Voici plus de deux ans, nous créions une équipe, formée de Xavier Le Meut (la cinquantaine) et Marc Fortier-Beaulieu (la soixantaine), pour faire le swimrun de l’Engadine, une des courses difficiles de la série mondiale Ötillö, le Kona du swimrun. Notre objectif était de finir la course dans les temps, en chacalisant les cut’off. Ce fut fait, malgré un sévère orage, et la difficulté d’une course très axée CàP (course à pied pour les intimes), riche en dénivelée, et nous espérâmes même finir dernier mais non, nous n’étions pas si mauvais ! Silver était la couleur partielle de nos chevelures. L’esprit Finisher allait rester notre label. Le chacal ne lâche rien. For ever never.

Xavier eut alors l’idée de prolonger l’aventure et de tenter de se qualifier par le programme 7/24 (sept courses dont cinq labels Ötillö et deux « merit races », en moins de deux ans), pour la finale considérée comme le Championnat du monde, et courue sur le parcours initial (initiatique) de la course entre les îles de Sandhamm et de Utö. Il y a 17 ans quatre suédois un peu bargeots relièrent les deux îles en courant sur la terre ferme et en nageant entre quelques unes des dix milles îles et îlots de cette partie de l’archipel de Stockholm, en vingt-neuf heures.

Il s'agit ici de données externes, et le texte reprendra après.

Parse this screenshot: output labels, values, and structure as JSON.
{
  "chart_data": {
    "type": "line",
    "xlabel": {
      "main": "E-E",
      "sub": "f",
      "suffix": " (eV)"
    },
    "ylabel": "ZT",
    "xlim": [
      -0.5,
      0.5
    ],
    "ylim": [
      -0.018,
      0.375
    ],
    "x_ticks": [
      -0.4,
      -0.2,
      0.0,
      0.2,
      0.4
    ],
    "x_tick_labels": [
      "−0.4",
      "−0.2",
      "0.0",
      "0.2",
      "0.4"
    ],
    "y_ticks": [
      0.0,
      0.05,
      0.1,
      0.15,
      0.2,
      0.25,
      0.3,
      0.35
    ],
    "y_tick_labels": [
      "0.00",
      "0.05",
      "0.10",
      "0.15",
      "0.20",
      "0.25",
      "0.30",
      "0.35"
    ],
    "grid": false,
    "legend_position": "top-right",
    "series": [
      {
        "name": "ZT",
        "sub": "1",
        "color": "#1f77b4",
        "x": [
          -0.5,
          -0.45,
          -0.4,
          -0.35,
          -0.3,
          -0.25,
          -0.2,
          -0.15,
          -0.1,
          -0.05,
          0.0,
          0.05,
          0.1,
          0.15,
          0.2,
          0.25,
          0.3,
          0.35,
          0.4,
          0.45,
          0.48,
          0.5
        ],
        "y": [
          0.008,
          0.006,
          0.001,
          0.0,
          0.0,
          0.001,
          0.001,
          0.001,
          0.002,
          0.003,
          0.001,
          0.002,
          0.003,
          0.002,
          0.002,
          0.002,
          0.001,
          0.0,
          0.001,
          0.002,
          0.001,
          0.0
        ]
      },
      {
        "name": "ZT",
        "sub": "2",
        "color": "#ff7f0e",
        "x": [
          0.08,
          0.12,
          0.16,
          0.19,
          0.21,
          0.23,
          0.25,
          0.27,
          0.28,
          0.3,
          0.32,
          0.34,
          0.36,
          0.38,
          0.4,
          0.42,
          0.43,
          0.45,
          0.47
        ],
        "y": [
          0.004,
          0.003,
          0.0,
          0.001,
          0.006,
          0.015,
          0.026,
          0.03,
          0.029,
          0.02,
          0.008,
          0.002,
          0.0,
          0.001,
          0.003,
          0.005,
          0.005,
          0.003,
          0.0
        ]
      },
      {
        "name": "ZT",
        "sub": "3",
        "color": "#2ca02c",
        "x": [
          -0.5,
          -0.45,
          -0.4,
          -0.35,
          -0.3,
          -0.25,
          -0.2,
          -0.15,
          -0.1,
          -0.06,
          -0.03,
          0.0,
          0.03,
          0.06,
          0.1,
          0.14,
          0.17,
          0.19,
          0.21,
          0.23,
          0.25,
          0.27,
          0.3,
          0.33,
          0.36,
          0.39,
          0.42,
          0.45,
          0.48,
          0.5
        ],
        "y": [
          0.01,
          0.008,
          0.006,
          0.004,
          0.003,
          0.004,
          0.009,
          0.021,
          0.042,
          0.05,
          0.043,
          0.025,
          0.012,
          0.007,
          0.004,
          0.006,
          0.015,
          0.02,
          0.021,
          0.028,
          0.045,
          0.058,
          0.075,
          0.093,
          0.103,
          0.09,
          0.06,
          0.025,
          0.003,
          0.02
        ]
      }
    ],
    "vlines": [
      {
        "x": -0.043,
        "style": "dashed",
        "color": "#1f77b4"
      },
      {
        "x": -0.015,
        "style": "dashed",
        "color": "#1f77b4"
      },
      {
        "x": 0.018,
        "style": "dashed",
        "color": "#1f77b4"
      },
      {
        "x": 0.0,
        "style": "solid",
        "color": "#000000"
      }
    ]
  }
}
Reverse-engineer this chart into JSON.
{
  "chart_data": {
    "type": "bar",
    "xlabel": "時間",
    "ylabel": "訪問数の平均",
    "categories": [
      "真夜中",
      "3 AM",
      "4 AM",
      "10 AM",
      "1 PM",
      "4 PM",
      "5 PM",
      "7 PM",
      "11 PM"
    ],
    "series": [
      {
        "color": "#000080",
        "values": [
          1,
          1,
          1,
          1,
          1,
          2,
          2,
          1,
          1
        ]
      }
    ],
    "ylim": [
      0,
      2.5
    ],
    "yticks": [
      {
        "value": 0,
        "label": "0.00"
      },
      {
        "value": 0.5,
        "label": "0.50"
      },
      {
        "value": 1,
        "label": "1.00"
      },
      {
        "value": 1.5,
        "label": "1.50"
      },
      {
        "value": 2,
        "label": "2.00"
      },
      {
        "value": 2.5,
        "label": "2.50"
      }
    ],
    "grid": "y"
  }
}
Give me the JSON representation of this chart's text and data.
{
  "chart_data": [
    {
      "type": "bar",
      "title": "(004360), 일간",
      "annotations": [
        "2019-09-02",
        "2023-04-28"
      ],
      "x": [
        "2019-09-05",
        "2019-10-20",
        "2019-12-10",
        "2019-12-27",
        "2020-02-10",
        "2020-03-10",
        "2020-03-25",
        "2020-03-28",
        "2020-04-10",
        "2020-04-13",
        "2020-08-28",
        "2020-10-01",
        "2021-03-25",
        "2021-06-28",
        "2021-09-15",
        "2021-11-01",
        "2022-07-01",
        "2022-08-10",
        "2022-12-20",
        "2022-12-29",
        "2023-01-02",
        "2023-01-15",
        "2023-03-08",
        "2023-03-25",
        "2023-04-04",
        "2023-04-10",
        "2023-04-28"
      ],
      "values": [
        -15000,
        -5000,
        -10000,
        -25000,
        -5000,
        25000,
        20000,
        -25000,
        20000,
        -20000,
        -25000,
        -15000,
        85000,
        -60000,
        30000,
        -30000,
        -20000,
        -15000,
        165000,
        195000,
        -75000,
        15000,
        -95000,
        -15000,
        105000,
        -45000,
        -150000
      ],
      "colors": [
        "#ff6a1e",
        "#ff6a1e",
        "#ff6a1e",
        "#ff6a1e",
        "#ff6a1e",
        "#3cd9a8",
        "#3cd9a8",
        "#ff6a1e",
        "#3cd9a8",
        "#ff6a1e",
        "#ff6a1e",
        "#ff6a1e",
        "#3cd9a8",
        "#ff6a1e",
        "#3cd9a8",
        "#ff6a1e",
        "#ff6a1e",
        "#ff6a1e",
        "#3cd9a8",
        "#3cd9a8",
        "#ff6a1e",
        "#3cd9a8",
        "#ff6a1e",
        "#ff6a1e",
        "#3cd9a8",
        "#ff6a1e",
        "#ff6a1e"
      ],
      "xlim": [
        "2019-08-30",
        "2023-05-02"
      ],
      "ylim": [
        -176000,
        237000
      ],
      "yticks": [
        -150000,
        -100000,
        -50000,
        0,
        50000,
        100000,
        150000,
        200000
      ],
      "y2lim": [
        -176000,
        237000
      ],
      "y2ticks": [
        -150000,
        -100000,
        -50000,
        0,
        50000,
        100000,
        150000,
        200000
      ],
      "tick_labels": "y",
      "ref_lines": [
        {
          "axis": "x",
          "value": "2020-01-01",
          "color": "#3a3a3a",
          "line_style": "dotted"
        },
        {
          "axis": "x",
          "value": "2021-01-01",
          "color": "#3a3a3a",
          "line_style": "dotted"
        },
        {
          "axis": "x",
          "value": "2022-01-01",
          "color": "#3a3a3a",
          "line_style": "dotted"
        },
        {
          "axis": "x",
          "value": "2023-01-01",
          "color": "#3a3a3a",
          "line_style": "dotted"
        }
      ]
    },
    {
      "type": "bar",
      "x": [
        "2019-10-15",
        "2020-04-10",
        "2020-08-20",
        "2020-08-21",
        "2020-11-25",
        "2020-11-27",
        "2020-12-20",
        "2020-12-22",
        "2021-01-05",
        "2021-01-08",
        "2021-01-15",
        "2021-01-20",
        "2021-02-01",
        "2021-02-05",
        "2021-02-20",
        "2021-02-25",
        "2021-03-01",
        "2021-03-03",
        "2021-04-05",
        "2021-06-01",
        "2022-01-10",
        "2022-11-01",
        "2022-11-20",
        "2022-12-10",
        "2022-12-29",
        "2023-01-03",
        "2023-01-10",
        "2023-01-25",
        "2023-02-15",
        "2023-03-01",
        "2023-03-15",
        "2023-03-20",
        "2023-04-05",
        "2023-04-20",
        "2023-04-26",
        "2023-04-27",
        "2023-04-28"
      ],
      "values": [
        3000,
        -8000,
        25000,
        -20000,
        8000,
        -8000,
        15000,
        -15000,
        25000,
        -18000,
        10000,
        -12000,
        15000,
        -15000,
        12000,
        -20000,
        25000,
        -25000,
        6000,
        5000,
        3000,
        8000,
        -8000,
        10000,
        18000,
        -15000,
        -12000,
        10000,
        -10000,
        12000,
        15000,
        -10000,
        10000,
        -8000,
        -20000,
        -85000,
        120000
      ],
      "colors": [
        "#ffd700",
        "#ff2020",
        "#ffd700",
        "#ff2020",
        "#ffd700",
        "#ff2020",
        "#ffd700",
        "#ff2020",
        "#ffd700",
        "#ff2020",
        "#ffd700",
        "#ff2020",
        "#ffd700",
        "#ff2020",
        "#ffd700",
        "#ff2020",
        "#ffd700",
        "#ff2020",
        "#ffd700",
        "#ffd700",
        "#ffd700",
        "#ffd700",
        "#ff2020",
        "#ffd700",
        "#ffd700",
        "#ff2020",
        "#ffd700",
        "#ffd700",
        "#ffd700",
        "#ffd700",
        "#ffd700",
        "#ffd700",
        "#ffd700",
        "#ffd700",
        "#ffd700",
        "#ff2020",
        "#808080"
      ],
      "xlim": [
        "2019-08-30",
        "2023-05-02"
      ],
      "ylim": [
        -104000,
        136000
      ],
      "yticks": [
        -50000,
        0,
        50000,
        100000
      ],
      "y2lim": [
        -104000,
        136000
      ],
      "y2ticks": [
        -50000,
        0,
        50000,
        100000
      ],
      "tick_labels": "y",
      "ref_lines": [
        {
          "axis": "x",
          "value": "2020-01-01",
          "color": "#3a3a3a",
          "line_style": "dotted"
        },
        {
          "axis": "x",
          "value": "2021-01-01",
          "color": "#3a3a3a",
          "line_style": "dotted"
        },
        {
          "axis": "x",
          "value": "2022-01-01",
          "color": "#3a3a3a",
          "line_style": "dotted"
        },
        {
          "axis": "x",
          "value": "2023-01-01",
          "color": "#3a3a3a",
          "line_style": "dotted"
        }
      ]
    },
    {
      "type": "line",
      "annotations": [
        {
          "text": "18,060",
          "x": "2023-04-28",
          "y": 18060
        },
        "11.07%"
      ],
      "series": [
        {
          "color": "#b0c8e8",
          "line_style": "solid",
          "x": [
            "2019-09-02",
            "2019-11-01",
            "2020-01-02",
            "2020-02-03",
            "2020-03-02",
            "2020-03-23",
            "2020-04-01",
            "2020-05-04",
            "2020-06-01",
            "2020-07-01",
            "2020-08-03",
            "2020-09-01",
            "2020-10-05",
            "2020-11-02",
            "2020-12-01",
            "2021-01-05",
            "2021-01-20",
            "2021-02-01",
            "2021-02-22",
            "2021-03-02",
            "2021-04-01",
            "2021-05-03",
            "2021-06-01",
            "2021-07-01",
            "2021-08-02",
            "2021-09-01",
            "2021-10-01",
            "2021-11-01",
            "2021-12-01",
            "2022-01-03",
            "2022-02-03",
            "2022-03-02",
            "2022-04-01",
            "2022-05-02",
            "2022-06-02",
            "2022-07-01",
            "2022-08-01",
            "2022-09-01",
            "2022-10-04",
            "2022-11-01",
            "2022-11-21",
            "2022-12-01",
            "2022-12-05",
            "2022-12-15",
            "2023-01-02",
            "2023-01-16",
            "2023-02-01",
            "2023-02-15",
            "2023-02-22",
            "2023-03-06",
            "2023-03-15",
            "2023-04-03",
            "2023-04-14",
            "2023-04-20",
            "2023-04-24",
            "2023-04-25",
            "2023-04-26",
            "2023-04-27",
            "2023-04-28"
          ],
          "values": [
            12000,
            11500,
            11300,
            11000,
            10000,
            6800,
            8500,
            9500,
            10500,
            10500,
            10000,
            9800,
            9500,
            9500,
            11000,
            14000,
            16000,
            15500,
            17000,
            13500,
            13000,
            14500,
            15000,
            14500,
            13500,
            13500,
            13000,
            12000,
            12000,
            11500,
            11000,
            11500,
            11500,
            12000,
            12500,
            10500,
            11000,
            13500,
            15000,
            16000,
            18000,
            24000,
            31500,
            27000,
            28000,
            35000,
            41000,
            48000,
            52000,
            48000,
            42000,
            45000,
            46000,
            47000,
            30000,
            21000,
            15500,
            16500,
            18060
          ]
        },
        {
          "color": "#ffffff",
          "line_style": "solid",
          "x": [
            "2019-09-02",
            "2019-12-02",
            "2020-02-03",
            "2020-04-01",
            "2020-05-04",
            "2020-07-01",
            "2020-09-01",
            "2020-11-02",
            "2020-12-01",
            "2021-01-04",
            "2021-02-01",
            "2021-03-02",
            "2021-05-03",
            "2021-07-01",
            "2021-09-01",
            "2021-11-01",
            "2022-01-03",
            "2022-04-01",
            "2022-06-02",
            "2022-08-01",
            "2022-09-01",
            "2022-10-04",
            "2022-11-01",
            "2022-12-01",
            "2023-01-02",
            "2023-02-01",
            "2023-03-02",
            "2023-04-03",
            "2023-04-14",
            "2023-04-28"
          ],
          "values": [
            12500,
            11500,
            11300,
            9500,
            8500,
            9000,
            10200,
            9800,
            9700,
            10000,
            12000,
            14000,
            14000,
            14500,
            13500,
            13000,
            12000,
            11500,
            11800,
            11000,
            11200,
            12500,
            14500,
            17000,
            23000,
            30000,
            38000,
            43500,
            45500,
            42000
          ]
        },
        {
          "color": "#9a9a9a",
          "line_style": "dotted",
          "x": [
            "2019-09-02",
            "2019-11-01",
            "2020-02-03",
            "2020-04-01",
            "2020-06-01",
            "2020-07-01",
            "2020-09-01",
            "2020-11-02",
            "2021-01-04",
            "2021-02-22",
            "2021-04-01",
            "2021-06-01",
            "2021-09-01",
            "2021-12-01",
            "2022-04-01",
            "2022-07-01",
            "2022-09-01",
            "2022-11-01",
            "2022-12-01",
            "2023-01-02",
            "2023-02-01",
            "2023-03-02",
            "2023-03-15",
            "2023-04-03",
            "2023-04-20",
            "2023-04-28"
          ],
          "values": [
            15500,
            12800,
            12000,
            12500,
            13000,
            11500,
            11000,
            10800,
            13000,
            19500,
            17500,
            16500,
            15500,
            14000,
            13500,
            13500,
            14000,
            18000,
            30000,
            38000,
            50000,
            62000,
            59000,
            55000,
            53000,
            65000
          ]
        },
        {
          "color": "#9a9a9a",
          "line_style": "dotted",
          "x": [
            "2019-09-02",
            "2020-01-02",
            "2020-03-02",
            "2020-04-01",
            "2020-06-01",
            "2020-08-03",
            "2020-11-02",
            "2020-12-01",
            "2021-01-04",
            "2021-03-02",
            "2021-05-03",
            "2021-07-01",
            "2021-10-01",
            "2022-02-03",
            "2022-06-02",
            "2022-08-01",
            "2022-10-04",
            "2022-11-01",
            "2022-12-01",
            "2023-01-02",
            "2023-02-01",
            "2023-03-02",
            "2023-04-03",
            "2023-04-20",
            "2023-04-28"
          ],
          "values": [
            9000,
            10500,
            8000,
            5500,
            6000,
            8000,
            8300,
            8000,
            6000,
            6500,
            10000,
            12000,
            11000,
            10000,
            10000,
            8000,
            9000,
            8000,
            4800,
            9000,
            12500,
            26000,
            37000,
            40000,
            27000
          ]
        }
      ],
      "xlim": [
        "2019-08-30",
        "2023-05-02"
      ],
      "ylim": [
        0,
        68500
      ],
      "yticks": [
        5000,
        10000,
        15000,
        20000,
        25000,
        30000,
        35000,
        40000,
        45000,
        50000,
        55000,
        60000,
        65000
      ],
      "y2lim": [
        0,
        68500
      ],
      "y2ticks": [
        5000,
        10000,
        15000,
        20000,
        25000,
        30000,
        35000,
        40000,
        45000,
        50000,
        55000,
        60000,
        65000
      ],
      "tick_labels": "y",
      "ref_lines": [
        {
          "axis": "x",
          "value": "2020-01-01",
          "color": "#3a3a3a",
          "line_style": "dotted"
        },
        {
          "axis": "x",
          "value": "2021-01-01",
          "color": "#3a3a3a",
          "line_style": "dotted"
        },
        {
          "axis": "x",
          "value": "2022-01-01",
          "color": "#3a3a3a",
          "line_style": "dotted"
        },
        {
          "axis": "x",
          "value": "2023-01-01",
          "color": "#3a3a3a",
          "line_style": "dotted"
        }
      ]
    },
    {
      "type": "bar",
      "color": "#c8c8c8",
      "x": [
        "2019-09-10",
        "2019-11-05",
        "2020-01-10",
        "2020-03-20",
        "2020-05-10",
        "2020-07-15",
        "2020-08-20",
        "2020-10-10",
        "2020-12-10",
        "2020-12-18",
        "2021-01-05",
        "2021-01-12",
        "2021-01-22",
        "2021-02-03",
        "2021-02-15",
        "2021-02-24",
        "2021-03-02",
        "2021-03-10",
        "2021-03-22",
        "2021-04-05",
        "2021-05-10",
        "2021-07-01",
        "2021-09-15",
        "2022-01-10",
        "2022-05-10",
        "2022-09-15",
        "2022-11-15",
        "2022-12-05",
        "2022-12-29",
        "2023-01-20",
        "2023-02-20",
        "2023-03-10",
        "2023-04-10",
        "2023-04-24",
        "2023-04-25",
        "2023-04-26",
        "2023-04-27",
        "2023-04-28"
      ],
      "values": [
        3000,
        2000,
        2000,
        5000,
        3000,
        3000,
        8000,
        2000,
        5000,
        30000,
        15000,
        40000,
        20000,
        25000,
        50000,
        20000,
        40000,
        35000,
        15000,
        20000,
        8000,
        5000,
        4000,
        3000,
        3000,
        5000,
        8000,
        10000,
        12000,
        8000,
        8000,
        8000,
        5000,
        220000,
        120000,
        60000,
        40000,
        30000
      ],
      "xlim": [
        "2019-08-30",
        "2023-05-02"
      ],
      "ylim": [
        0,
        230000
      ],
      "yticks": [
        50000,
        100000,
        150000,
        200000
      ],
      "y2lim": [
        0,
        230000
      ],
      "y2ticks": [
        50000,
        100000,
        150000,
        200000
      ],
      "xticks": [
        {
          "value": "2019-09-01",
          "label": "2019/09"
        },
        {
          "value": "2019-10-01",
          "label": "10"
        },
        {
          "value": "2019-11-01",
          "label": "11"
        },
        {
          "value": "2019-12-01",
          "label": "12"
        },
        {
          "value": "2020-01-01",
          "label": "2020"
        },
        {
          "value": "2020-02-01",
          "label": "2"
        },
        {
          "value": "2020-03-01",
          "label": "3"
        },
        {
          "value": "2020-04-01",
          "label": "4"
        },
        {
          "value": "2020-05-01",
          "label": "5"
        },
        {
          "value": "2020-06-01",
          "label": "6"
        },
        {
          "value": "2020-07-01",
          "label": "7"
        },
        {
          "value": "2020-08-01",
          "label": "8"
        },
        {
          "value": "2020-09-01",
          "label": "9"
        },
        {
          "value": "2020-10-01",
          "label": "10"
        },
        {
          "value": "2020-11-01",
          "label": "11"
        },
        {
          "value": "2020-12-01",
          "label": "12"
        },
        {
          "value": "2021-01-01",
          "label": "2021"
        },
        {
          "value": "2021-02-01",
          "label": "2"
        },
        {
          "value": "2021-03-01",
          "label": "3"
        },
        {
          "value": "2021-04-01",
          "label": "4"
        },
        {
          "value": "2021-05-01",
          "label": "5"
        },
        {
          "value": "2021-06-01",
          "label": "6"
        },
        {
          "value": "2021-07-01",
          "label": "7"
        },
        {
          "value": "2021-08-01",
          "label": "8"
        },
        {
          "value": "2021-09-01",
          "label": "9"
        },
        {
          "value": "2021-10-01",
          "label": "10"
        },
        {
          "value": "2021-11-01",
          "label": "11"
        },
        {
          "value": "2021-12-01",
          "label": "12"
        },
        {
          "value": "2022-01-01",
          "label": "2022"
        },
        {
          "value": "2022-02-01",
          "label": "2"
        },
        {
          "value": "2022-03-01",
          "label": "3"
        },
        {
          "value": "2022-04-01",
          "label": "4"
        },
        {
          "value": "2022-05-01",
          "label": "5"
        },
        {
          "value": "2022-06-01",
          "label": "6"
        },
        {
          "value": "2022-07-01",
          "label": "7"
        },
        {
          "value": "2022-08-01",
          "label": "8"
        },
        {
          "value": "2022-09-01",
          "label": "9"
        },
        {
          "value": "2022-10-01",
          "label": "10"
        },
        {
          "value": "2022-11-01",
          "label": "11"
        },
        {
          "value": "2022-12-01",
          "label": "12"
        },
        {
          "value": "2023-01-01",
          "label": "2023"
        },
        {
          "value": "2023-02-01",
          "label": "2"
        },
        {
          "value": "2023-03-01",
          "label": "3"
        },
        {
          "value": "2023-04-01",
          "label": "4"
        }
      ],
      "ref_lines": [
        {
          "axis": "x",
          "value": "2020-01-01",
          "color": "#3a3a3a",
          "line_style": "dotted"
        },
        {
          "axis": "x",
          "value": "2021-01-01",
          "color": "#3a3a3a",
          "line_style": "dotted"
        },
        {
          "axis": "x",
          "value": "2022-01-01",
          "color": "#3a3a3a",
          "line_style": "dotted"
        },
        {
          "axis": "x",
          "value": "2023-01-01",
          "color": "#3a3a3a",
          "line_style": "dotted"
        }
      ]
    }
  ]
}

Nous mîmes donc les bouchées doubles et dans un programme d’un an se succédèrent : l’ötillö des Scilly. Somptueuse course dans un décours féérique, chapelet d’îles entourant une large baie, par une météo parfaite. Dans l’eau froide et les algues géantes de la deuxième nat’, avec un peu de tempête ça doit juste être effrayant ! La passion était née. Le projet en route.
l’ötillö des Milles lacs en Mecklembourg Brandebourg, ach, magnifique course roulante donc exigeante dans les forêts teutonnes, parsemées de lacs tous différents. Romantique à souhait. Un bonheur total. Un classement très honorable !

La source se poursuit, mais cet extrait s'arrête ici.